With their popularity increasing and summer here, single serve water bottles are poised to cause even greater environmental concerns if recycling rates go unchanged, the department says. According to the report, only 16 percent of polyethylene terephthalate, or PET, water bottles sold in California are being recycled.

Stephen Kay, spokesman for the International Bottled Water Association, says education and curb-side recycling are the keys to reusing bottles.

"All bottled water containers, whether they’re plastic, glass or aluminum, are recyclable," he said, adding bottles only make up about 2 percent of the waste stream. "We certainly advocate recycling. What we don’t agree with are what we call forced deposits."

The Natural Resources Defense Council estimates that bottled water is 240 times to 10,000 times more expensive than tap water. While consumers may pay a few dollars for every thousand gallons of tap water, they can pay almost $2 per gallon of some brands of bottled water.

The organization also says the booming industry could be draining aquifers and other water resources, contributing to pollution and producing energy inefficiencies.

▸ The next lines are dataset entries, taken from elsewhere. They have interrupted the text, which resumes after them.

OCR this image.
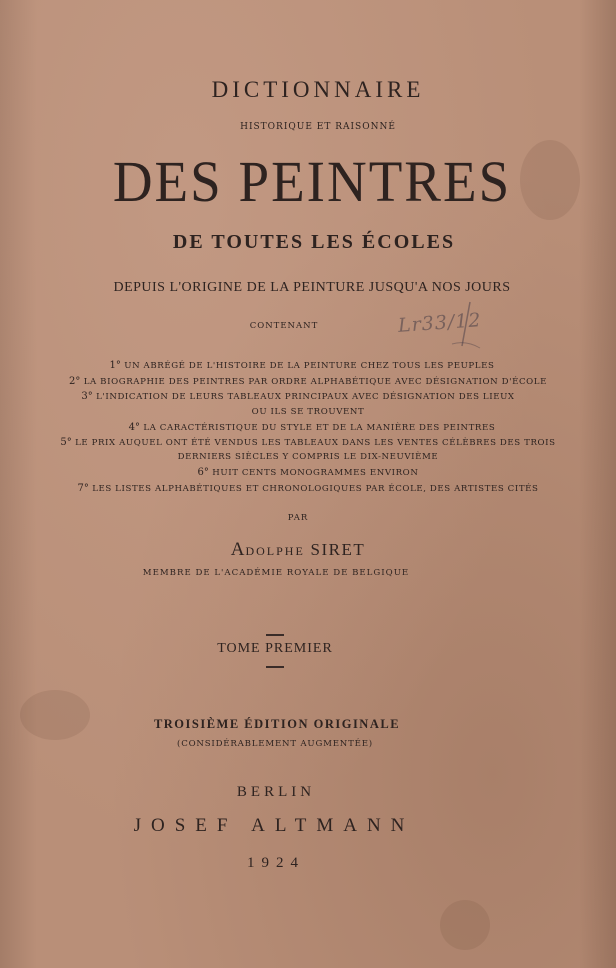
DICTIONNAIRE
HISTORIQUE ET RAISONNÉ
DES PEINTRES
DE TOUTES LES ÉCOLES
DEPUIS L'ORIGINE DE LA PEINTURE JUSQU'A NOS JOURS
CONTENANT	Lr33/12
1° UN ABRÉGÉ DE L'HISTOIRE DE LA PEINTURE CHEZ TOUS LES PEUPLES
2° LA BIOGRAPHIE DES PEINTRES PAR ORDRE ALPHABÉTIQUE AVEC DÉSIGNATION D'ÉCOLE
3° L'INDICATION DE LEURS TABLEAUX PRINCIPAUX AVEC DÉSIGNATION DES LIEUX
OU ILS SE TROUVENT
4° LA CARACTÉRISTIQUE DU STYLE ET DE LA MANIÈRE DES PEINTRES
5° LE PRIX AUQUEL ONT ÉTÉ VENDUS LES TABLEAUX DANS LES VENTES CÉLÈBRES DES TROIS
DERNIERS SIÈCLES Y COMPRIS LE DIX-NEUVIÈME
6° HUIT CENTS MONOGRAMMES ENVIRON
7° LES LISTES ALPHABÉTIQUES ET CHRONOLOGIQUES PAR ÉCOLE, DES ARTISTES CITÉS
PAR
ADOLPHE SIRET
MEMBRE DE L'ACADÉMIE ROYALE DE BELGIQUE
TOME PREMIER
TROISIÈME ÉDITION ORIGINALE
(CONSIDÉRABLEMENT AUGMENTÉE)
BERLIN
JOSEF ALTMANN
1924
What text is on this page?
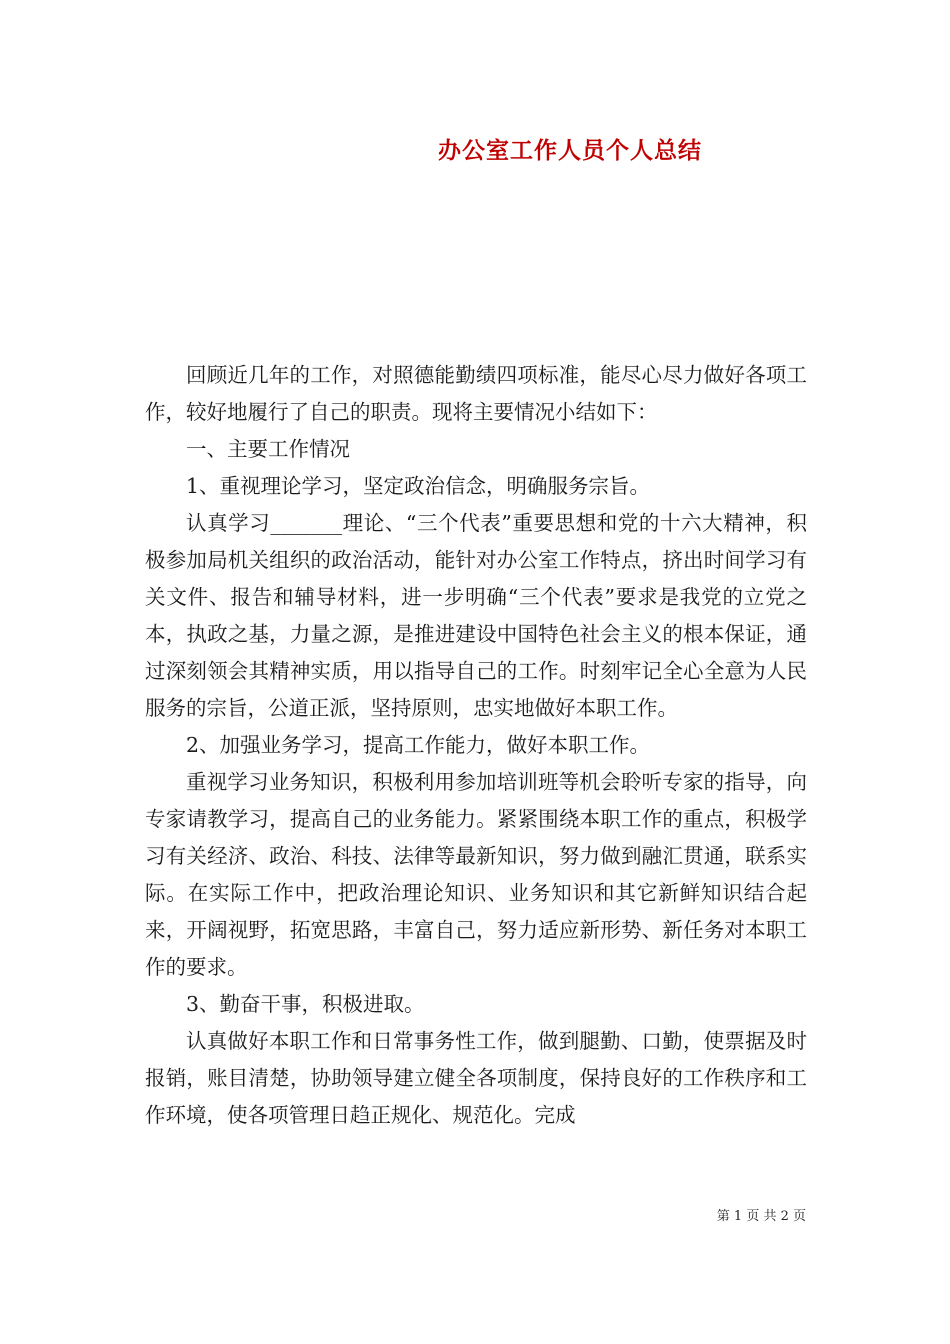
办公室工作人员个人总结

回顾近几年的工作，对照德能勤绩四项标准，能尽心尽力做好各项工作，较好地履行了自己的职责。现将主要情况小结如下：

一、主要工作情况

1、重视理论学习，坚定政治信念，明确服务宗旨。

认真学习_______理论、“三个代表”重要思想和党的十六大精神，积极参加局机关组织的政治活动，能针对办公室工作特点，挤出时间学习有关文件、报告和辅导材料，进一步明确“三个代表”要求是我党的立党之本，执政之基，力量之源，是推进建设中国特色社会主义的根本保证，通过深刻领会其精神实质，用以指导自己的工作。时刻牢记全心全意为人民服务的宗旨，公道正派，坚持原则，忠实地做好本职工作。

2、加强业务学习，提高工作能力，做好本职工作。

重视学习业务知识，积极利用参加培训班等机会聆听专家的指导，向专家请教学习，提高自己的业务能力。紧紧围绕本职工作的重点，积极学习有关经济、政治、科技、法律等最新知识，努力做到融汇贯通，联系实际。在实际工作中，把政治理论知识、业务知识和其它新鲜知识结合起来，开阔视野，拓宽思路，丰富自己，努力适应新形势、新任务对本职工作的要求。

3、勤奋干事，积极进取。

认真做好本职工作和日常事务性工作，做到腿勤、口勤，使票据及时报销，账目清楚，协助领导建立健全各项制度，保持良好的工作秩序和工作环境，使各项管理日趋正规化、规范化。完成

第 1 页 共 2 页
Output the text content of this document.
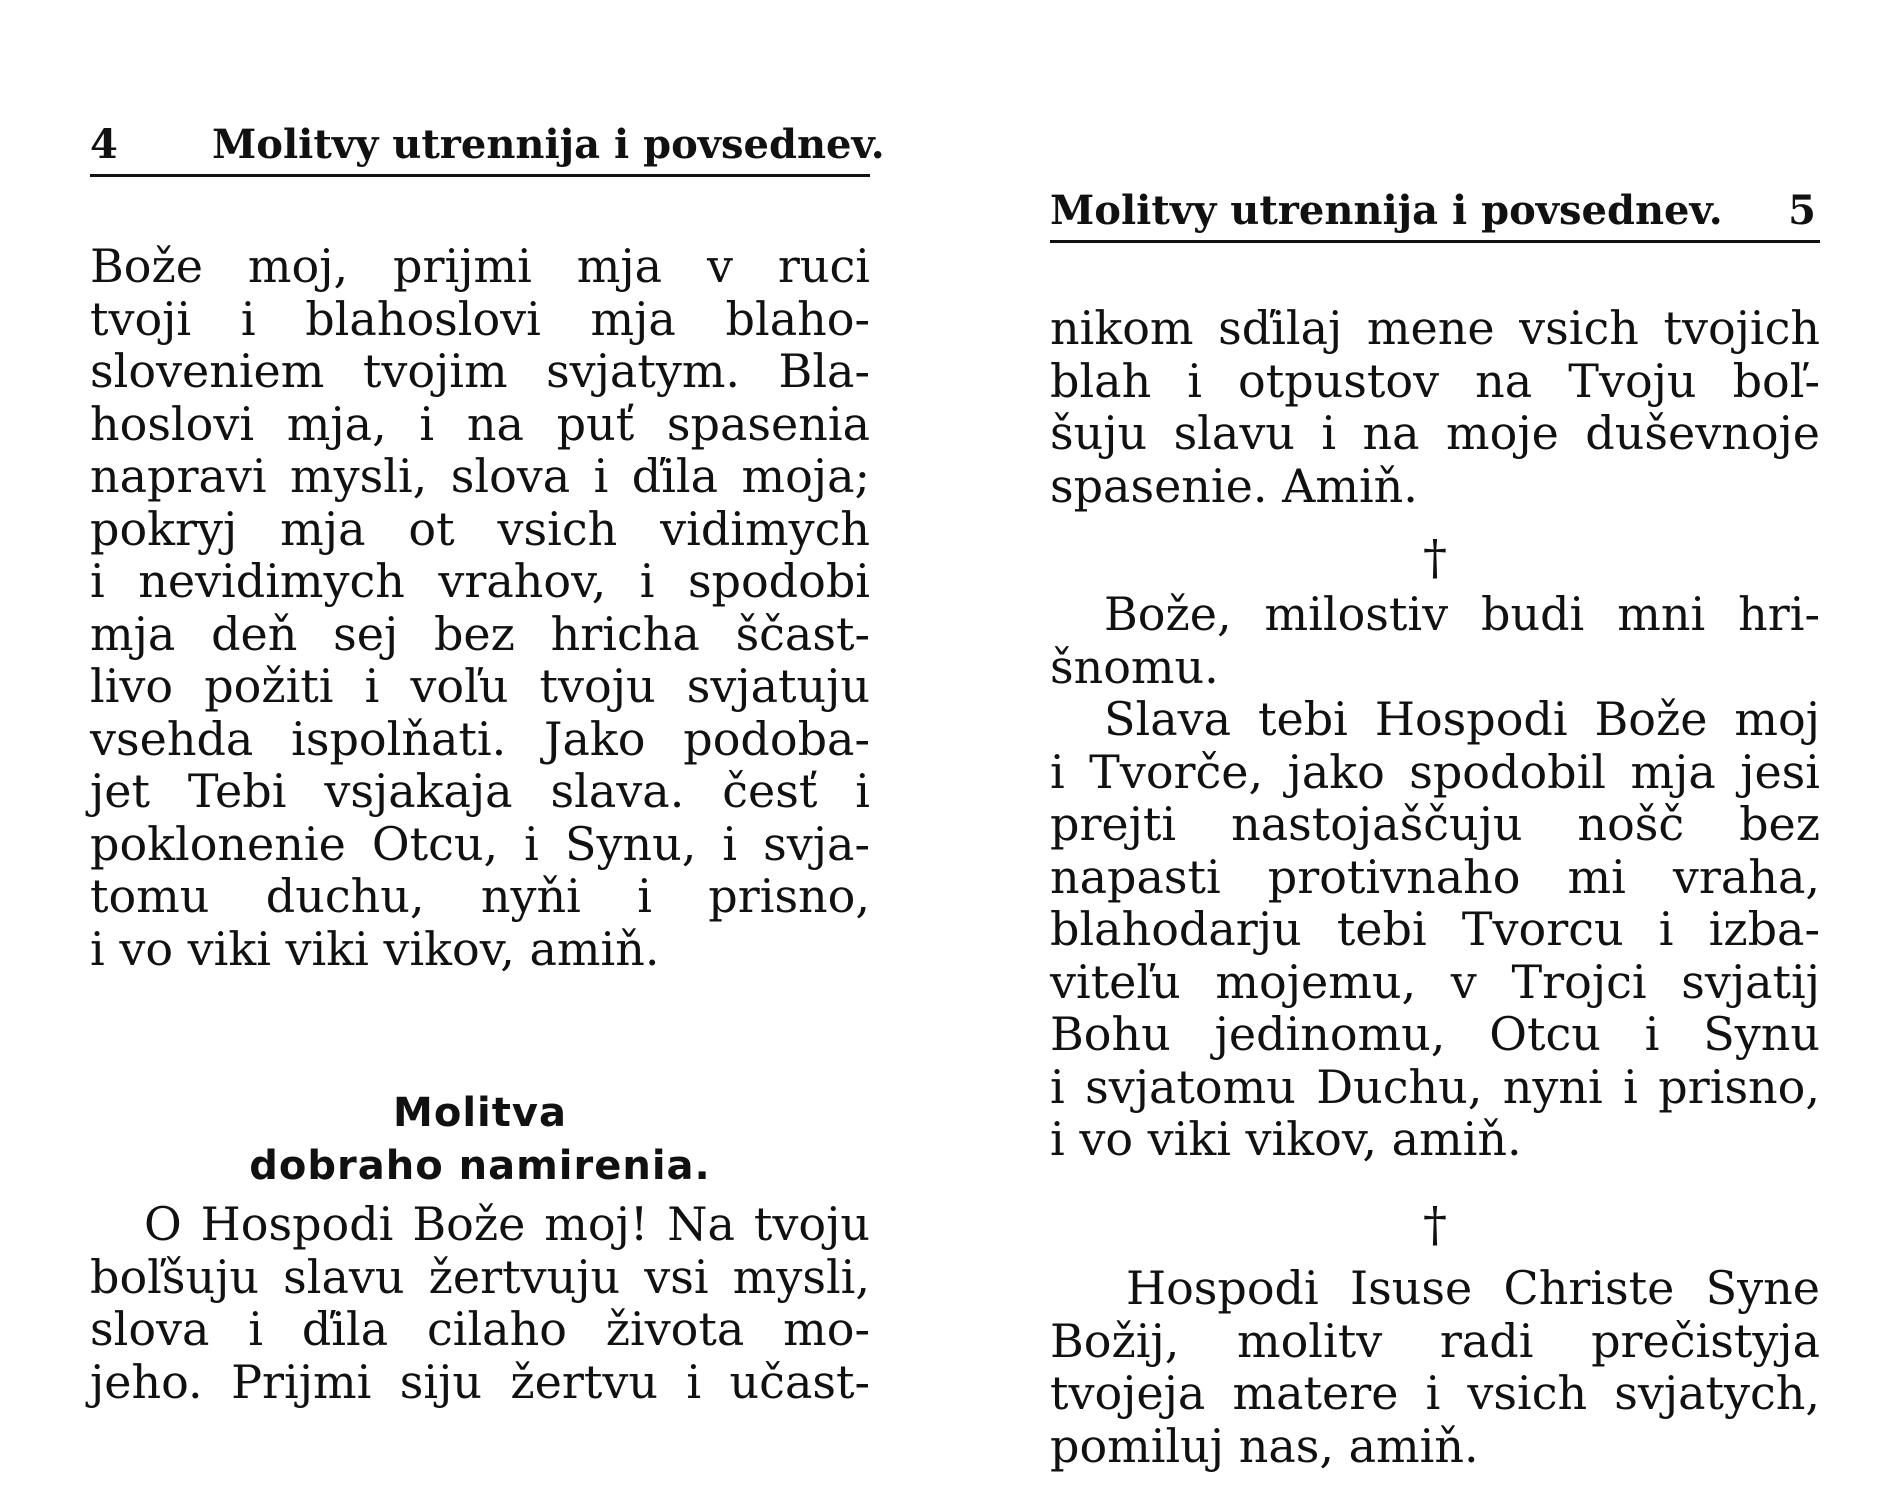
4 Molitvy utrennija i povsednev.
Bože moj, prijmi mja v ruci
tvoji i blahoslovi mja blaho-
sloveniem tvojim svjatym. Bla-
hoslovi mja, i na puť spasenia
napravi mysli, slova i ďila moja;
pokryj mja ot vsich vidimych
i nevidimych vrahov, i spodobi
mja deň sej bez hricha ščast-
livo požiti i voľu tvoju svjatuju
vsehda ispolňati. Jako podoba-
jet Tebi vsjakaja slava. česť i
poklonenie Otcu, i Synu, i svja-
tomu duchu, nyňi i prisno,
i vo viki viki vikov, amiň.
Molitva
dobraho namirenia.
O Hospodi Bože moj! Na tvoju
boľšuju slavu žertvuju vsi mysli,
slova i ďila cilaho života mo-
jeho. Prijmi siju žertvu i učast-
Molitvy utrennija i povsednev. 5
nikom sďilaj mene vsich tvojich
blah i otpustov na Tvoju boľ-
šuju slavu i na moje duševnoje
spasenie. Amiň.
†
Bože, milostiv budi mni hri-
šnomu.
Slava tebi Hospodi Bože moj
i Tvorče, jako spodobil mja jesi
prejti nastojaščuju nošč bez
napasti protivnaho mi vraha,
blahodarju tebi Tvorcu i izba-
viteľu mojemu, v Trojci svjatij
Bohu jedinomu, Otcu i Synu
i svjatomu Duchu, nyni i prisno,
i vo viki vikov, amiň.
†
Hospodi Isuse Christe Syne
Božij, molitv radi prečistyja
tvojeja matere i vsich svjatych,
pomiluj nas, amiň.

But Kay says the claims are not based on sound science and other commercial industries, including breweries, soft drink companies, and paper mills use greater quantities of water in manufacturing their products. A majority of the industry utilizes groundwater, he said. About 25 percent of bottled water comes from a public water source and enhanced by filtration and disinfection, he said.

The Food and Drug Administration requires beverage companies to label their waters to define where the water came from, and if it’s been purified or carbonated. Bottled water can be classified with terms such as purified, spring, sterile and artesian, or well water.

O Premium offers a patented 10-step double purification process that the company says removes even the tiniest amounts of trace particles.

There are about eight companies in the greater Phoenix market that offer water delivery and probably about 15 players in the state, Leonesio says.

While no one tracks local sales figures publicly, he says his company ranks second in market share behind only Sparkletts. But he has no plans to compete with water purveyors on grocery and convenience store shelves.

"We’re doing some limited testing in the stores, but that’s where we want to play the game," he said. "We’re not going to be able to compete as a local or regional company in those distribution channels. Frankly, the profit margins on packaged goods just aren’t that attractive to us."